I met Ms. Linda and there was an immediate bond between us. All the nurses are wonderful and caring, but there was something about Ms. Linda that really made me feel like family. She was very attentive to me, as well as to the other patients. She would take her time with each of us, never in a rush, sometimes sharing stories about her life. She always inquired what the doctor had said and was very careful in explaining the medications that I would be receiving; each time she brought one out, she would tell me what it was and how long it would take to receive it. She would ask if I needed a blanket, food or something to drink.

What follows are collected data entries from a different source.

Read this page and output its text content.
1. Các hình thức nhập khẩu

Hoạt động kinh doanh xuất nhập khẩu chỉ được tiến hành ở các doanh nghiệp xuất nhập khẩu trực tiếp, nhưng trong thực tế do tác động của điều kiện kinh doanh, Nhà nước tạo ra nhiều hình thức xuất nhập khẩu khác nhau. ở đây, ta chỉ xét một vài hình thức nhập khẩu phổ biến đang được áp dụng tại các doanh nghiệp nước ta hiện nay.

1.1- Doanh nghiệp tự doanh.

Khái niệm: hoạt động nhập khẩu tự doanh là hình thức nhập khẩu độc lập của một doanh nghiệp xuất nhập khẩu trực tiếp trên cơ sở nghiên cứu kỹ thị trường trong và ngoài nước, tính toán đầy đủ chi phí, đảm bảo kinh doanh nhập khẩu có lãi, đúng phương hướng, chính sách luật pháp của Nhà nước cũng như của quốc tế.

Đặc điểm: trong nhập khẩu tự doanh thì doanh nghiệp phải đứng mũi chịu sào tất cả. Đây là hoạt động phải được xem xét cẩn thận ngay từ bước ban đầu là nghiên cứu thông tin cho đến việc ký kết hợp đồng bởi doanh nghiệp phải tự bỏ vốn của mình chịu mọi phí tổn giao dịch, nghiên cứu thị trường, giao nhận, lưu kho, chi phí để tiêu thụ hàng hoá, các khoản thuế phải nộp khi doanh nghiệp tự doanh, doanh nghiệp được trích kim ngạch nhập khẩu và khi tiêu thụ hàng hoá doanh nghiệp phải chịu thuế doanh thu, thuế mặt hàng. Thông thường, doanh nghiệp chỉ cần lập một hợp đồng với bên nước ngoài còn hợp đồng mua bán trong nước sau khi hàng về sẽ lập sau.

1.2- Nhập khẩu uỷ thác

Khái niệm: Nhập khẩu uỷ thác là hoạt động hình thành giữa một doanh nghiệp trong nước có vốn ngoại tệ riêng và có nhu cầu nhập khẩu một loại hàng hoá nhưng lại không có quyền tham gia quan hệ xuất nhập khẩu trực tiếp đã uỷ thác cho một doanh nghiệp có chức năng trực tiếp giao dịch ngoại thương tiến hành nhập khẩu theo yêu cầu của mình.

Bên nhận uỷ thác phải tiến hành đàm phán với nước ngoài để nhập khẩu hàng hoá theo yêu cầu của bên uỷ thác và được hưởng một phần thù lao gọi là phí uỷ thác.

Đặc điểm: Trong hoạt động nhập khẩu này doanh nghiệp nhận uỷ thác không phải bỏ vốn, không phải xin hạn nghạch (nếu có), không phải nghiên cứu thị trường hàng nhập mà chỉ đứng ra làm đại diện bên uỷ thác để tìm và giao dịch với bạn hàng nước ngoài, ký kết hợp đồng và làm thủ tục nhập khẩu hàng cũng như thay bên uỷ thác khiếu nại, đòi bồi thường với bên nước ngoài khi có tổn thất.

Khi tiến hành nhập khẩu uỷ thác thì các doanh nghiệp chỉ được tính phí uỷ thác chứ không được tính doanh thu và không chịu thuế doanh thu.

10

She is the very epitome of what I feel a nurse should be: caring and making you feel hopeful. I have never seen her in a bad mood; she’s always been energetic and friendly. She has a very watchful eye, and if something looks amiss, she is right on top of it.

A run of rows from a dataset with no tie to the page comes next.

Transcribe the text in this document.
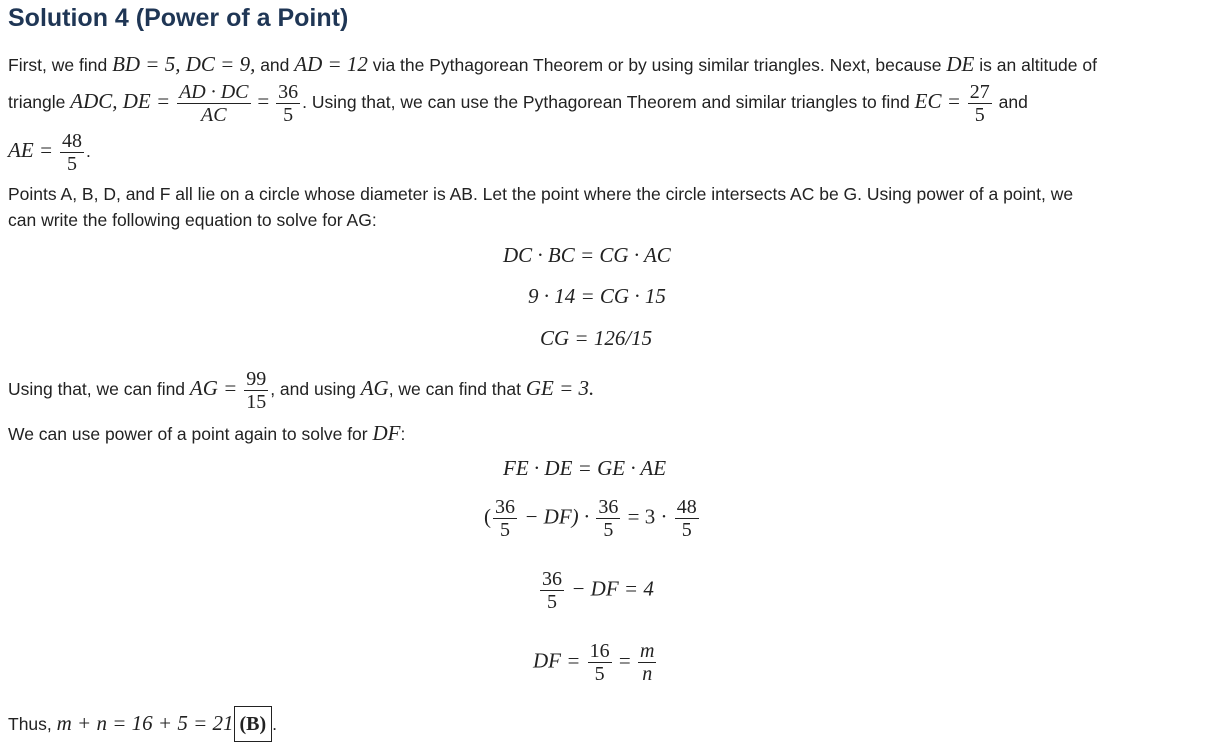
Solution 4 (Power of a Point)
First, we find BD = 5, DC = 9, and AD = 12 via the Pythagorean Theorem or by using similar triangles. Next, because DE is an altitude of
triangle ADC, DE = $\frac{AD \cdot DC}{AC} = \frac{36}{5}$ . Using that, we can use the Pythagorean Theorem and similar triangles to find EC = $\frac{27}{5}$ and
AE = $\frac{48}{5}$ .
Points A, B, D, and F all lie on a circle whose diameter is AB. Let the point where the circle intersects AC be G. Using power of a point, we
can write the following equation to solve for AG:
DC · BC = CG · AC
9 · 14 = CG · 15
CG = 126/15
Using that, we can find AG = $\frac{99}{15}$ , and using AG, we can find that GE = 3.
We can use power of a point again to solve for DF:
FE · DE = GE · AE
( $\frac{36}{5} - DF) \cdot \frac{36}{5} = 3 \cdot \frac{48}{5}$
$\frac{36}{5}$ − DF = 4
DF = $\frac{16}{5} = \frac{m}{n}$
Thus, m + n = 16 + 5 = 21 (B) .
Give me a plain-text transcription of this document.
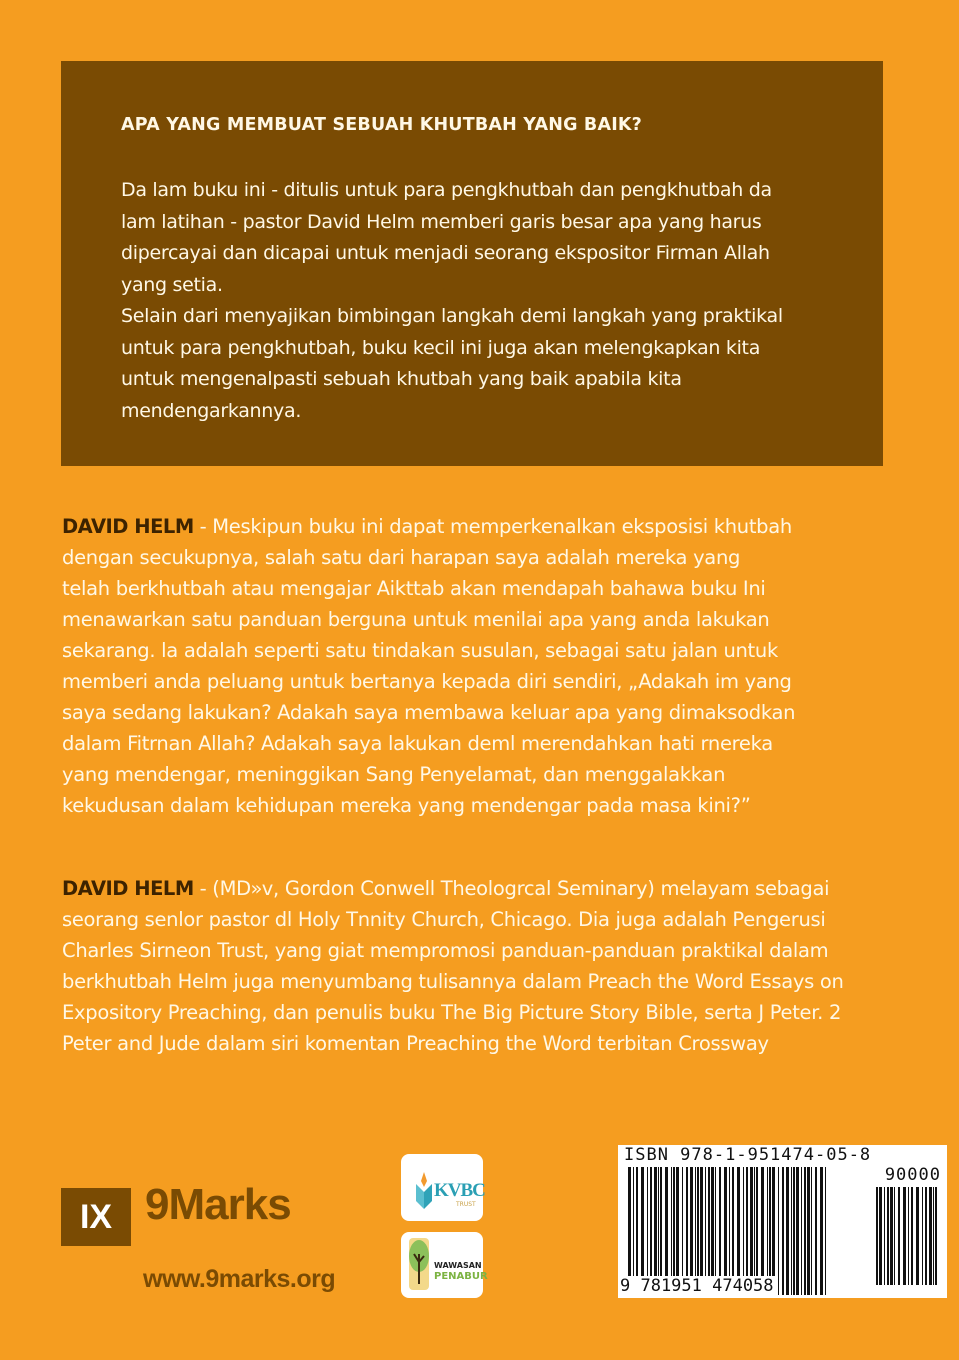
APA YANG MEMBUAT SEBUAH KHUTBAH YANG BAIK?
Da lam buku ini - ditulis untuk para pengkhutbah dan pengkhutbah da
lam latihan - pastor David Helm memberi garis besar apa yang harus
dipercayai dan dicapai untuk menjadi seorang ekspositor Firman Allah
yang setia.
Selain dari menyajikan bimbingan langkah demi langkah yang praktikal
untuk para pengkhutbah, buku kecil ini juga akan melengkapkan kita
untuk mengenalpasti sebuah khutbah yang baik apabila kita
mendengarkannya.
DAVID HELM - Meskipun buku ini dapat memperkenalkan eksposisi khutbah
dengan secukupnya, salah satu dari harapan saya adalah mereka yang
telah berkhutbah atau mengajar Aikttab akan mendapah bahawa buku Ini
menawarkan satu panduan berguna untuk menilai apa yang anda lakukan
sekarang. la adalah seperti satu tindakan susulan, sebagai satu jalan untuk
memberi anda peluang untuk bertanya kepada diri sendiri, „Adakah im yang
saya sedang lakukan? Adakah saya membawa keluar apa yang dimaksodkan
dalam Fitrnan Allah? Adakah saya lakukan deml merendahkan hati rnereka
yang mendengar, meninggikan Sang Penyelamat, dan menggalakkan
kekudusan dalam kehidupan mereka yang mendengar pada masa kini?”
DAVID HELM - (MD»v, Gordon Conwell Theologrcal Seminary) melayam sebagai
seorang senlor pastor dl Holy Tnnity Church, Chicago. Dia juga adalah Pengerusi
Charles Sirneon Trust, yang giat mempromosi panduan-panduan praktikal dalam
berkhutbah Helm juga menyumbang tulisannya dalam Preach the Word Essays on
Expository Preaching, dan penulis buku The Big Picture Story Bible, serta J Peter. 2
Peter and Jude dalam siri komentan Preaching the Word terbitan Crossway
IX 9Marks
www.9marks.org
KVBC
TRUST
WAWASAN
PENABUR
ISBN 978-1-951474-05-8
90000
9 781951 474058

One time, I had a doctor’s appointment and wasn’t sure that I would make it. I didn’t feel strong enough to even walk, but I did make it. The nurses, along with Ms. Linda, gave me antibiotics and fluids and kept watching me carefully. Ms. Linda would come over and just stare at me like she was looking through to my soul. I told her she reminded me of a teacher and me a student unable to lie to her. She simply replied, “That’s a mother’s love.” And that is how she is to all of her patients. There are usually 20-plus patients at a time and she treats us all the same, yet, somehow, she has made me feel very special. She knows all the patients by name and even remembers tidbits of our histories, the stories we have told her and our families.
She has been a nurse for 40 plus years and will be retiring in 2019, and I am going to miss her tremendously. She has had a huge impact on my life. It will not be the same walking in and knowing that she is not going to be my nurse, but I am grateful that I was allowed the opportunity to be treated by this wonderful lady who is always so full of life. If anyone deserves an award for outstanding service in the field of nursing, she certainly should be at the top.